There is a lot happening at the moment in the world of publishing, both internationally and nationally.
Elsevier is a big publishing house with over 2 000 academic journals and at the moment there are over 4 400 (2012-02-08) researchers all over the world protesting and boycotting Elsevier. According to the researchers there are three main reasons for the boycott: 1) journal prices are unreasonably high 2) Elsevier exploits libraries because due to the high journal prices the libraries agree to buy big bundles which all include journals that libraries do not actually want and Elsevier makes a huge profit and exploits their most valuable journals and 3) They support bills like SOPA, PIPA and the Research Works Act (RWA) which all aims to restrict the free exchange of information. You can protest on this page.Here you can read an interesting blog post about the RWA where both publisher’s and researcher’s perspective is taken into account. What is interesting here is that researchers are protesting against Elsevier when most of the big global publishers are acting the exact same way. It is not completely true that Elsevier makes libraries to buy these big bundles to get access to specific journals and they are not the only publishers supporting SOPA, PIPA or RWA. Elsevier is a big and visible part of the publishing world and maybe that is the reason they are the target for the boycott?

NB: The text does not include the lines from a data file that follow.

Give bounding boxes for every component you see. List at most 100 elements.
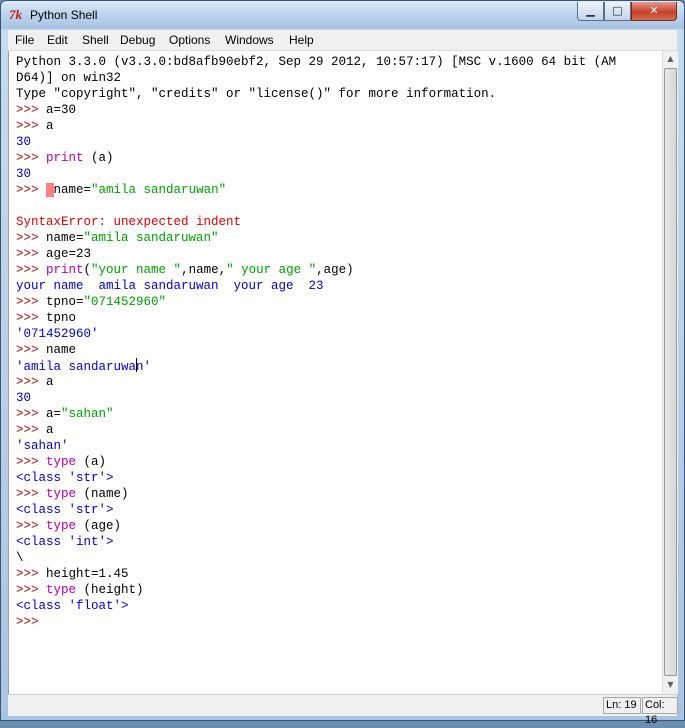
shell-text-area[interactable]: Python 3.3.0 (v3.3.0:bd8afb90ebf2, Sep 2…: [8, 51, 662, 694]
shell-line: Type "copyright", "credits" or "license(…: [16, 86, 616, 102]
shell-prompt: >>>: [16, 295, 47, 309]
shell-text: (age): [76, 519, 122, 533]
tk-feather-icon: 7k: [9, 7, 22, 22]
shell-line: 'sahan': [16, 438, 616, 454]
shell-prompt: >>>: [16, 423, 47, 437]
shell-line: >>> type (height): [16, 582, 616, 598]
shell-text: type: [46, 583, 77, 597]
shell-prompt: >>>: [16, 343, 47, 357]
vertical-scrollbar[interactable]: ▲ ▼: [662, 51, 678, 694]
shell-text: print: [46, 151, 84, 165]
shell-text: (a): [83, 151, 114, 165]
shell-text: height=1.45: [46, 567, 129, 581]
shell-text: (: [83, 263, 92, 277]
shell-text: <class 'str'>: [16, 471, 114, 485]
shell-line: \: [16, 550, 616, 566]
menu-edit[interactable]: Edit: [47, 33, 68, 48]
shell-text: D64)] on win32: [16, 71, 122, 85]
scrollbar-thumb[interactable]: [664, 68, 677, 676]
menu-windows[interactable]: Windows: [225, 33, 274, 48]
shell-text: a: [46, 423, 54, 437]
shell-prompt: >>>: [16, 455, 47, 469]
shell-prompt: >>>: [16, 519, 47, 533]
shell-prompt: >>>: [16, 567, 47, 581]
shell-text: (name): [76, 487, 129, 501]
status-bar: Ln: 19 Col: 16: [8, 694, 678, 726]
shell-output: Python 3.3.0 (v3.3.0:bd8afb90ebf2, Sep 2…: [16, 54, 616, 630]
shell-line: >>> height=1.45: [16, 566, 616, 582]
shell-line: >>> a: [16, 422, 616, 438]
shell-line: >>> name: [16, 342, 616, 358]
shell-line: >>> a: [16, 374, 616, 390]
shell-line: >>> a="sahan": [16, 406, 616, 422]
shell-line: <class 'float'>: [16, 598, 616, 614]
shell-text: tpno: [46, 311, 77, 325]
shell-line: <class 'int'>: [16, 534, 616, 550]
shell-line: your name amila sandaruwan your age 23: [16, 278, 616, 294]
shell-text: [46, 183, 54, 197]
shell-text: name=: [53, 183, 92, 197]
menu-file[interactable]: File: [15, 33, 34, 48]
shell-text: n': [136, 360, 152, 374]
shell-text: (a): [76, 455, 107, 469]
menu-debug[interactable]: Debug: [120, 33, 155, 48]
shell-line: >>> tpno="071452960": [16, 294, 616, 310]
shell-text: type: [46, 519, 77, 533]
shell-prompt: >>>: [16, 151, 47, 165]
menu-options[interactable]: Options: [169, 33, 210, 48]
menu-help[interactable]: Help: [289, 33, 314, 48]
shell-prompt: >>>: [16, 263, 47, 277]
shell-text: print: [46, 263, 84, 277]
shell-line: 'amila sandaruwan': [16, 358, 616, 374]
shell-line: >>> type (age): [16, 518, 616, 534]
shell-line: <class 'str'>: [16, 502, 616, 518]
shell-prompt: >>>: [16, 103, 47, 117]
line-number-status: Ln: 19: [603, 697, 641, 714]
shell-line: Python 3.3.0 (v3.3.0:bd8afb90ebf2, Sep 2…: [16, 54, 616, 70]
shell-prompt: >>>: [16, 311, 47, 325]
maximize-button[interactable]: □: [604, 2, 631, 21]
shell-line: >>> age=23: [16, 246, 616, 262]
shell-line: >>> name="amila sandaruwan": [16, 230, 616, 246]
shell-text: type: [46, 487, 77, 501]
shell-line: 30: [16, 166, 616, 182]
shell-text: '071452960': [16, 327, 99, 341]
shell-text: "your name ": [91, 263, 182, 277]
shell-text: "sahan": [61, 407, 114, 421]
shell-prompt: >>>: [16, 407, 47, 421]
shell-text: Type "copyright", "credits" or "license(…: [16, 87, 497, 101]
shell-text: age=23: [46, 247, 92, 261]
shell-text: <class 'int'>: [16, 535, 114, 549]
shell-text: SyntaxError: unexpected indent: [16, 215, 242, 229]
menu-bar: File Edit Shell Debug Options Windows He…: [8, 30, 677, 51]
shell-text: tpno=: [46, 295, 84, 309]
shell-text: name: [46, 343, 77, 357]
shell-prompt: >>>: [16, 583, 47, 597]
menu-shell[interactable]: Shell: [82, 33, 109, 48]
shell-text: a: [46, 119, 54, 133]
shell-prompt: >>>: [16, 247, 47, 261]
shell-line: '071452960': [16, 326, 616, 342]
shell-text: a: [46, 375, 54, 389]
scroll-up-arrow-icon[interactable]: ▲: [663, 51, 678, 67]
shell-line: >>> name="amila sandaruwan": [16, 182, 616, 198]
shell-text: <class 'str'>: [16, 503, 114, 517]
shell-line: >>> print (a): [16, 150, 616, 166]
minimize-button[interactable]: ▁: [577, 2, 604, 21]
scroll-down-arrow-icon[interactable]: ▼: [663, 677, 678, 693]
python-shell-window: 7k Python Shell ▁ □ ✕ File Edit Shell De…: [0, 0, 685, 726]
shell-line: >>> type (name): [16, 486, 616, 502]
column-number-status: Col: 16: [642, 697, 678, 726]
window-title: Python Shell: [30, 8, 98, 22]
title-bar[interactable]: 7k Python Shell ▁ □ ✕: [1, 1, 684, 29]
shell-prompt: >>>: [16, 231, 47, 245]
close-button[interactable]: ✕: [631, 2, 677, 21]
shell-text: "amila sandaruwan": [91, 183, 227, 197]
shell-line: SyntaxError: unexpected indent: [16, 214, 616, 230]
shell-text: " your age ": [226, 263, 317, 277]
shell-text: type: [46, 455, 77, 469]
shell-text: "amila sandaruwan": [83, 231, 219, 245]
shell-line: >>>: [16, 614, 616, 630]
shell-prompt: >>>: [16, 375, 47, 389]
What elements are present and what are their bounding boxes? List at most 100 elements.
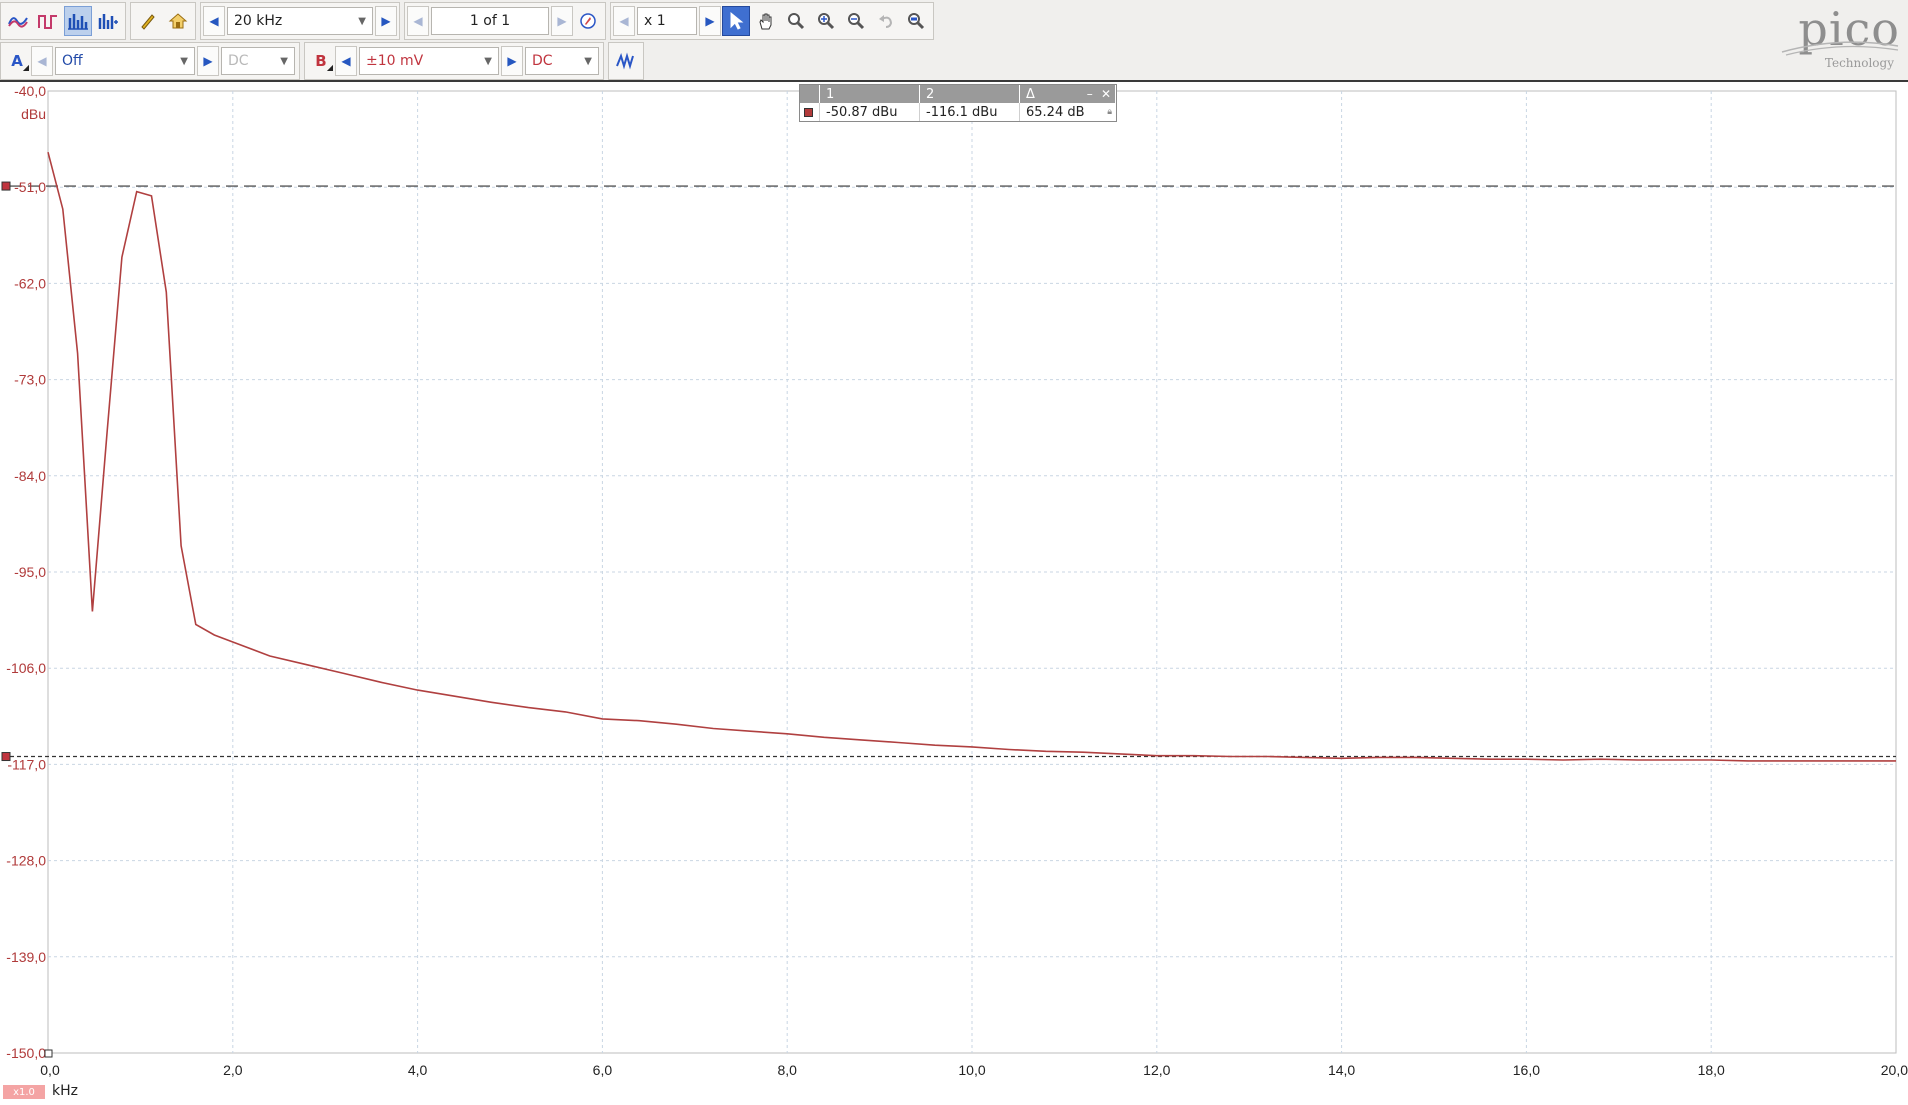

COAR (Confederation of Open Access Repositories) is an organisation which works for co-operation between institutional archives and for open access and they think that open access has a big impact on academic publishing. They have written an open letter to Elsevier in which they criticize Elsevier’s business model which complicates open access publishing. They share the opinion of many that Elsevier is actively working against the researcher’s right to parallel publish and therefore are acting as an obstacle to slow down the open access movement. Elsevier demands that those institutions which have an open access mandate must sign a special agreement for the researcher to be able to deposit their post-print work (the accepted version or the article before it goes to print) in their institutional archive.
Most people have probably heard about SOPA and PIPA but there are probably not so many who have heard about the Research Works Act (RWA). It is a bill presented in the House of Representatives in December 2011. The purpose of the bill is to forbid government agencies to demand open access for the research that they finance. RWA aims to forbid the government agencies to do anything that might result in making published research available, although the government agencies finance the research with taxpayer money, unless the publisher agrees to making it openly accessible.
Nationally there is some positive news, especially for people living in Stockholm. Stockolm city who owns the rights to Alva and Gunnar Myrdal’s* literary remains have digitized some of the books and they have decided to make them available as e-books at the Stockholm city library. Later on they will even be print-on-demand. At the moment it is 15 titles that have been digitized and more might come. When the technical solution is done these books will even be available to everyone is Sweden via Libris.
*Alva Myrdal was a Swedish sociologist and politician. She won the Nobel Peace Prize in 1982. Gunnar Myrdal was a Swedish economist, sociologist and politician. He won the Nobel Memorial Prize in Economics in 1974.